39:06Copy video clip URL “Jolly Boys” by Soviet Central Television/Audrey Knishev. An excerpt from one of the most popular comedy specials on Soviet TV explores individualism in the USSR with the use of some interesting video techniques. “Everyone lives in his own shell – dust proof, water proof, shock proof.” Life is compared to a game of billiards, with a huge ball rolling and careening throughout Moscow. “I am General Secretary and only member of my own party. I am not in love with myself, just infatuated, It’s not a sin to be in love with yourself as long as you love those around you. If I want to escape from you I simply close my eyes and you don’t exist.”
43:58Copy video clip URL “Swords Into Plowshares” by Terry Moyemont. In Vizari, Crete, a blacksmith makes a plow, then watches video of himself at work, prompting shots of ouzo for everyone.
46:05Copy video clip URL More from “Kevin Heuer.” “The Philippines cannot survive without our military bases there. The communists don’t want us there. When our lease is up they may try to stir something up. If they do it could be a real hairy situation over there.”
46:48Copy video clip URL “Coup D’Etat” by Nick DeoCampo. There are 16 U.S. bases in the Philippines and their lease is up in 1991. There is evidence that nuclear weapons are being stored there, making a country that has no enemies a prime target in a nuclear war.

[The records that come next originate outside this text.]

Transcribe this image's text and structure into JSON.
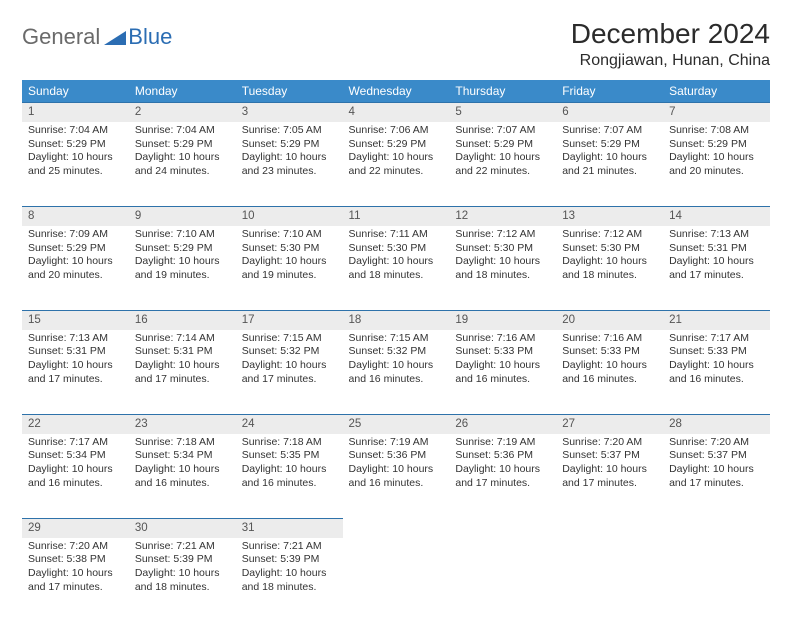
{
  "brand": {
    "part1": "General",
    "part2": "Blue",
    "triangle_color": "#2b6db3"
  },
  "title": "December 2024",
  "location": "Rongjiawan, Hunan, China",
  "colors": {
    "header_bg": "#3a8ac9",
    "header_text": "#ffffff",
    "daynum_bg": "#ececec",
    "daynum_border": "#2e72aa",
    "body_text": "#333333"
  },
  "weekdays": [
    "Sunday",
    "Monday",
    "Tuesday",
    "Wednesday",
    "Thursday",
    "Friday",
    "Saturday"
  ],
  "weeks": [
    [
      {
        "n": "1",
        "sr": "Sunrise: 7:04 AM",
        "ss": "Sunset: 5:29 PM",
        "d1": "Daylight: 10 hours",
        "d2": "and 25 minutes."
      },
      {
        "n": "2",
        "sr": "Sunrise: 7:04 AM",
        "ss": "Sunset: 5:29 PM",
        "d1": "Daylight: 10 hours",
        "d2": "and 24 minutes."
      },
      {
        "n": "3",
        "sr": "Sunrise: 7:05 AM",
        "ss": "Sunset: 5:29 PM",
        "d1": "Daylight: 10 hours",
        "d2": "and 23 minutes."
      },
      {
        "n": "4",
        "sr": "Sunrise: 7:06 AM",
        "ss": "Sunset: 5:29 PM",
        "d1": "Daylight: 10 hours",
        "d2": "and 22 minutes."
      },
      {
        "n": "5",
        "sr": "Sunrise: 7:07 AM",
        "ss": "Sunset: 5:29 PM",
        "d1": "Daylight: 10 hours",
        "d2": "and 22 minutes."
      },
      {
        "n": "6",
        "sr": "Sunrise: 7:07 AM",
        "ss": "Sunset: 5:29 PM",
        "d1": "Daylight: 10 hours",
        "d2": "and 21 minutes."
      },
      {
        "n": "7",
        "sr": "Sunrise: 7:08 AM",
        "ss": "Sunset: 5:29 PM",
        "d1": "Daylight: 10 hours",
        "d2": "and 20 minutes."
      }
    ],
    [
      {
        "n": "8",
        "sr": "Sunrise: 7:09 AM",
        "ss": "Sunset: 5:29 PM",
        "d1": "Daylight: 10 hours",
        "d2": "and 20 minutes."
      },
      {
        "n": "9",
        "sr": "Sunrise: 7:10 AM",
        "ss": "Sunset: 5:29 PM",
        "d1": "Daylight: 10 hours",
        "d2": "and 19 minutes."
      },
      {
        "n": "10",
        "sr": "Sunrise: 7:10 AM",
        "ss": "Sunset: 5:30 PM",
        "d1": "Daylight: 10 hours",
        "d2": "and 19 minutes."
      },
      {
        "n": "11",
        "sr": "Sunrise: 7:11 AM",
        "ss": "Sunset: 5:30 PM",
        "d1": "Daylight: 10 hours",
        "d2": "and 18 minutes."
      },
      {
        "n": "12",
        "sr": "Sunrise: 7:12 AM",
        "ss": "Sunset: 5:30 PM",
        "d1": "Daylight: 10 hours",
        "d2": "and 18 minutes."
      },
      {
        "n": "13",
        "sr": "Sunrise: 7:12 AM",
        "ss": "Sunset: 5:30 PM",
        "d1": "Daylight: 10 hours",
        "d2": "and 18 minutes."
      },
      {
        "n": "14",
        "sr": "Sunrise: 7:13 AM",
        "ss": "Sunset: 5:31 PM",
        "d1": "Daylight: 10 hours",
        "d2": "and 17 minutes."
      }
    ],
    [
      {
        "n": "15",
        "sr": "Sunrise: 7:13 AM",
        "ss": "Sunset: 5:31 PM",
        "d1": "Daylight: 10 hours",
        "d2": "and 17 minutes."
      },
      {
        "n": "16",
        "sr": "Sunrise: 7:14 AM",
        "ss": "Sunset: 5:31 PM",
        "d1": "Daylight: 10 hours",
        "d2": "and 17 minutes."
      },
      {
        "n": "17",
        "sr": "Sunrise: 7:15 AM",
        "ss": "Sunset: 5:32 PM",
        "d1": "Daylight: 10 hours",
        "d2": "and 17 minutes."
      },
      {
        "n": "18",
        "sr": "Sunrise: 7:15 AM",
        "ss": "Sunset: 5:32 PM",
        "d1": "Daylight: 10 hours",
        "d2": "and 16 minutes."
      },
      {
        "n": "19",
        "sr": "Sunrise: 7:16 AM",
        "ss": "Sunset: 5:33 PM",
        "d1": "Daylight: 10 hours",
        "d2": "and 16 minutes."
      },
      {
        "n": "20",
        "sr": "Sunrise: 7:16 AM",
        "ss": "Sunset: 5:33 PM",
        "d1": "Daylight: 10 hours",
        "d2": "and 16 minutes."
      },
      {
        "n": "21",
        "sr": "Sunrise: 7:17 AM",
        "ss": "Sunset: 5:33 PM",
        "d1": "Daylight: 10 hours",
        "d2": "and 16 minutes."
      }
    ],
    [
      {
        "n": "22",
        "sr": "Sunrise: 7:17 AM",
        "ss": "Sunset: 5:34 PM",
        "d1": "Daylight: 10 hours",
        "d2": "and 16 minutes."
      },
      {
        "n": "23",
        "sr": "Sunrise: 7:18 AM",
        "ss": "Sunset: 5:34 PM",
        "d1": "Daylight: 10 hours",
        "d2": "and 16 minutes."
      },
      {
        "n": "24",
        "sr": "Sunrise: 7:18 AM",
        "ss": "Sunset: 5:35 PM",
        "d1": "Daylight: 10 hours",
        "d2": "and 16 minutes."
      },
      {
        "n": "25",
        "sr": "Sunrise: 7:19 AM",
        "ss": "Sunset: 5:36 PM",
        "d1": "Daylight: 10 hours",
        "d2": "and 16 minutes."
      },
      {
        "n": "26",
        "sr": "Sunrise: 7:19 AM",
        "ss": "Sunset: 5:36 PM",
        "d1": "Daylight: 10 hours",
        "d2": "and 17 minutes."
      },
      {
        "n": "27",
        "sr": "Sunrise: 7:20 AM",
        "ss": "Sunset: 5:37 PM",
        "d1": "Daylight: 10 hours",
        "d2": "and 17 minutes."
      },
      {
        "n": "28",
        "sr": "Sunrise: 7:20 AM",
        "ss": "Sunset: 5:37 PM",
        "d1": "Daylight: 10 hours",
        "d2": "and 17 minutes."
      }
    ],
    [
      {
        "n": "29",
        "sr": "Sunrise: 7:20 AM",
        "ss": "Sunset: 5:38 PM",
        "d1": "Daylight: 10 hours",
        "d2": "and 17 minutes."
      },
      {
        "n": "30",
        "sr": "Sunrise: 7:21 AM",
        "ss": "Sunset: 5:39 PM",
        "d1": "Daylight: 10 hours",
        "d2": "and 18 minutes."
      },
      {
        "n": "31",
        "sr": "Sunrise: 7:21 AM",
        "ss": "Sunset: 5:39 PM",
        "d1": "Daylight: 10 hours",
        "d2": "and 18 minutes."
      },
      null,
      null,
      null,
      null
    ]
  ]
}
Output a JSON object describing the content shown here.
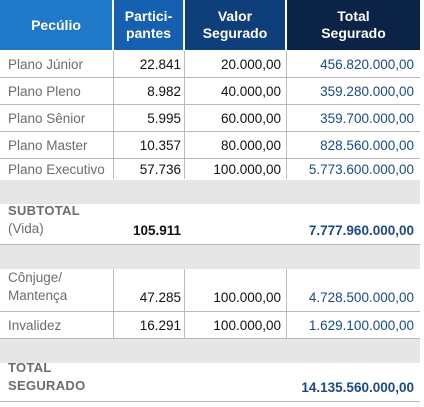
{
  "header": {
    "col1": "Pecúlio",
    "col2_line1": "Partici-",
    "col2_line2": "pantes",
    "col3_line1": "Valor",
    "col3_line2": "Segurado",
    "col4_line1": "Total",
    "col4_line2": "Segurado"
  },
  "rows": [
    {
      "plano": "Plano Júnior",
      "participantes": "22.841",
      "valor": "20.000,00",
      "total": "456.820.000,00"
    },
    {
      "plano": "Plano Pleno",
      "participantes": "8.982",
      "valor": "40.000,00",
      "total": "359.280.000,00"
    },
    {
      "plano": "Plano Sênior",
      "participantes": "5.995",
      "valor": "60.000,00",
      "total": "359.700.000,00"
    },
    {
      "plano": "Plano Master",
      "participantes": "10.357",
      "valor": "80.000,00",
      "total": "828.560.000,00"
    },
    {
      "plano": "Plano Executivo",
      "participantes": "57.736",
      "valor": "100.000,00",
      "total": "5.773.600.000,00"
    }
  ],
  "subtotal": {
    "label": "SUBTOTAL",
    "sublabel": "(Vida)",
    "participantes": "105.911",
    "total": "7.777.960.000,00"
  },
  "other_rows": [
    {
      "line1": "Cônjuge/",
      "line2": "Mantença",
      "participantes": "47.285",
      "valor": "100.000,00",
      "total": "4.728.500.000,00"
    },
    {
      "line1": "Invalidez",
      "participantes": "16.291",
      "valor": "100.000,00",
      "total": "1.629.100.000,00"
    }
  ],
  "total": {
    "label_line1": "TOTAL",
    "label_line2": "SEGURADO",
    "total": "14.135.560.000,00"
  },
  "colors": {
    "header_col1": "#1f78c8",
    "header_col2": "#1560b0",
    "header_col3": "#0e3f7a",
    "header_col4": "#0a2346",
    "total_text": "#1a4a88",
    "label_text": "#6d6d6d",
    "band_gray": "#e6e6e6"
  }
}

48:58Copy video clip URL “Don’t Go Too Crazy” by Stewart Ellis. Animation. Rollo, a hideous scab of cartoon character holds a toon in his hand and asks if he is ugly. “Monstrous, perhaps, but not ugly,” he replies. Rollo stuffs the character into his mouth and eats him. A “sports quiz” asks if it would have been better to have agreed with Rollo and not get eaten. “You make the call.”
50:36Copy video clip URL “North Korea 1990: A Quick Trip” by Andrew Jones. An impressionistic, and one-sided look at Korea highlighted by U.S. atrocities during the Korean War.
56:03Copy video clip URL “Todd Alcott” by Skip Blumberg. The 90’s regular Todd Alcott rants: “The end of the world. I’m awake, I’m alive. That’s why the end of the world hasn’t come yet. I’m breathing. If I inhale and exhale I can keep the world from ending… I don’t mind doing it for people. I consider it a service.”
57:28Copy video clip URL “Moscow Violin” by Skip Blumberg. A woman holds the bow while a violinist plays as end credits roll.
59:21Copy video clip URL Promo for The 90s.